8. That actually brings me to the next question which was the fact that, as you said, microservices might require to have more robust or more complex data architectures and more fragmentation, as you said. Do you have any recommendations to deal with that, how would you go about doing that?

I have not seen any tools really in this space yet, certainly not outside enterprise tools. At a simple level, I think organizations should be aware of that as a problem, that data fragmentation is a problem. Make sure someone actually has a handle on the data strategy so they know the kind of things they need to think about. In the worst case, you have two teams building different parts of the system and both start to track customer ID, for example, in two separate databases, two separate data stores, so which is now the definitive list of customers for our organization? Does it matter? It might not matter. But if it matters, then there's the potential, that kind of conceptual integrity problem for the data there. That's something I am quite interested in this area.

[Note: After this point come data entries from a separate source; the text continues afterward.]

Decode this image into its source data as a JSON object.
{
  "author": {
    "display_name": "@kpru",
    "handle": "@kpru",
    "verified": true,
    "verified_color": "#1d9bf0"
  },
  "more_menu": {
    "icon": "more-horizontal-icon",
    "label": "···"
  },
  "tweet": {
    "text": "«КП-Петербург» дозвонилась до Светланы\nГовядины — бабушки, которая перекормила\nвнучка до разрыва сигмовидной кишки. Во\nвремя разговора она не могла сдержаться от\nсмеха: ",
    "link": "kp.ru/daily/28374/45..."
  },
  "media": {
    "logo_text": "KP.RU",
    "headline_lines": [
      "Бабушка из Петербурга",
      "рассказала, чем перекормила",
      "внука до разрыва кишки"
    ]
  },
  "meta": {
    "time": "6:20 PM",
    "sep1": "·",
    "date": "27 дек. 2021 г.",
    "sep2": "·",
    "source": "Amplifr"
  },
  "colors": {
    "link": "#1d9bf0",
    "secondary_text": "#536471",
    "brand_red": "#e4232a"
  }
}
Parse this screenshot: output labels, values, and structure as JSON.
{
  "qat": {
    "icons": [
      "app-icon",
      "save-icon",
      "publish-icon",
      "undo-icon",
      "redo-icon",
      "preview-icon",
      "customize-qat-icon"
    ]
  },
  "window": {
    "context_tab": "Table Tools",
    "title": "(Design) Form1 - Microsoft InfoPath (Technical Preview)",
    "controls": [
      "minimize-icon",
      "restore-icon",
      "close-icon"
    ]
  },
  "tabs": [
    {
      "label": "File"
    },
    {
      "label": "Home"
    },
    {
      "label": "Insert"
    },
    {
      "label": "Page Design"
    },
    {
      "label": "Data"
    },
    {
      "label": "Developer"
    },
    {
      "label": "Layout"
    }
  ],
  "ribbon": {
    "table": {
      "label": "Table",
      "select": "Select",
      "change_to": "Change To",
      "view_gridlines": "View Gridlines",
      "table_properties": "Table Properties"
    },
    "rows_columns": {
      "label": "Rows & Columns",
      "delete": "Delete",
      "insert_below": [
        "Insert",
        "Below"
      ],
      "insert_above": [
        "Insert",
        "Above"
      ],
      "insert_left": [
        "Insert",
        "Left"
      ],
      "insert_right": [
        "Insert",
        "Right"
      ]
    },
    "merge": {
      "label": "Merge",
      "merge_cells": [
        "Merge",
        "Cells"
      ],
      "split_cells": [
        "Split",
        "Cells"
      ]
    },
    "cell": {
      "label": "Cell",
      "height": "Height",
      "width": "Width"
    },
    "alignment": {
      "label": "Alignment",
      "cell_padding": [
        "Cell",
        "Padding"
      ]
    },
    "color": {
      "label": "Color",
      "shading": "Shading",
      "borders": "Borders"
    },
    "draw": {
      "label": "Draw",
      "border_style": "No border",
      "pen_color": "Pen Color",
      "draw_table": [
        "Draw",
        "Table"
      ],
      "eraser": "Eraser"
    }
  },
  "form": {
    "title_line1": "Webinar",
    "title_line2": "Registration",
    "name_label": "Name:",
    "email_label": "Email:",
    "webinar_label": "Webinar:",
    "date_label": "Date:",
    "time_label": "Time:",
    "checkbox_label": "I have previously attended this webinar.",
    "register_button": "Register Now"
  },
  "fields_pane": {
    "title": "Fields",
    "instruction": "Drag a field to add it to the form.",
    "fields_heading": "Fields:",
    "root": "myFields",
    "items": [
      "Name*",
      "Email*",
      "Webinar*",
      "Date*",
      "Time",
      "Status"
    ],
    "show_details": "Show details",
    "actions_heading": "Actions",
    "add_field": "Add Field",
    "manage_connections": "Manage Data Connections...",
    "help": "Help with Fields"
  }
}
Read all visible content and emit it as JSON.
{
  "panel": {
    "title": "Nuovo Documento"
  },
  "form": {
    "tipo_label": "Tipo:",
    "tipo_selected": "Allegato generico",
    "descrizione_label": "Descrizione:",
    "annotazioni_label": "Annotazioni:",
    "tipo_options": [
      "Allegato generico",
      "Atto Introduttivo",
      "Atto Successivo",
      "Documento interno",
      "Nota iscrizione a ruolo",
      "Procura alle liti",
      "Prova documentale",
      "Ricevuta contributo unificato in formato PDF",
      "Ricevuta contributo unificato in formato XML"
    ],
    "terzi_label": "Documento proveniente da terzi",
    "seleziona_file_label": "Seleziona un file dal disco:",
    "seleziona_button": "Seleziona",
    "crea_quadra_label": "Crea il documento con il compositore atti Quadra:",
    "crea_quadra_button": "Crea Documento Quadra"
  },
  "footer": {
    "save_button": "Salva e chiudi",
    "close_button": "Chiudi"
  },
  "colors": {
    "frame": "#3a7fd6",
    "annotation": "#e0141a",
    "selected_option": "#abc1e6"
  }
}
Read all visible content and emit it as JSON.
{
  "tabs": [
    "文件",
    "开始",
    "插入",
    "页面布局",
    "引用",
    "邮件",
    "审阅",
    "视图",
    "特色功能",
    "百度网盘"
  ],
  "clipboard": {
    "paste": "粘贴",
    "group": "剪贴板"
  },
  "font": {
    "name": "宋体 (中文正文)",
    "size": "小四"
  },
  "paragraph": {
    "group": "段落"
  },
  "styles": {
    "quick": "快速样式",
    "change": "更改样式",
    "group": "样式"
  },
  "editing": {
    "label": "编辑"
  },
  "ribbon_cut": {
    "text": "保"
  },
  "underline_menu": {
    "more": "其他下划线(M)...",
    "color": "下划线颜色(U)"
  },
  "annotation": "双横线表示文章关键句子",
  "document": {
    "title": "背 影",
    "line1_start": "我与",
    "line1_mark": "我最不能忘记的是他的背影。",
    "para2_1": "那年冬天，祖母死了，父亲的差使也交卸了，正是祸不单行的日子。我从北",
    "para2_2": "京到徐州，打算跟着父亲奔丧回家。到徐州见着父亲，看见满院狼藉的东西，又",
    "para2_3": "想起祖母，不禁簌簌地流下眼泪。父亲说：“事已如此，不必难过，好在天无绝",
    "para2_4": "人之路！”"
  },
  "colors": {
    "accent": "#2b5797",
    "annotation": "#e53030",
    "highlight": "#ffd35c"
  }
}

9. And speaking of another topic which is ITIL, you help clients also with their ITIL requirements, right? How do you go about eliminating the potential barriers between lightweight Agile and DevOps practices and at least apparently heavyweight document-driven ITIL practices?

Yes, I think it's important to point out that ITIL is not fundamentally opposed to Agile and DevOps and that's a really crucial thing. The way in which it is implemented in many organizations has turned into something that works against it. What we have done is found people within the organizations where ITIL or similar service management frameworks are in place, find the people who really get it, if you like, who are open to being more flexible to do things more effectively and working with them directly to engage them.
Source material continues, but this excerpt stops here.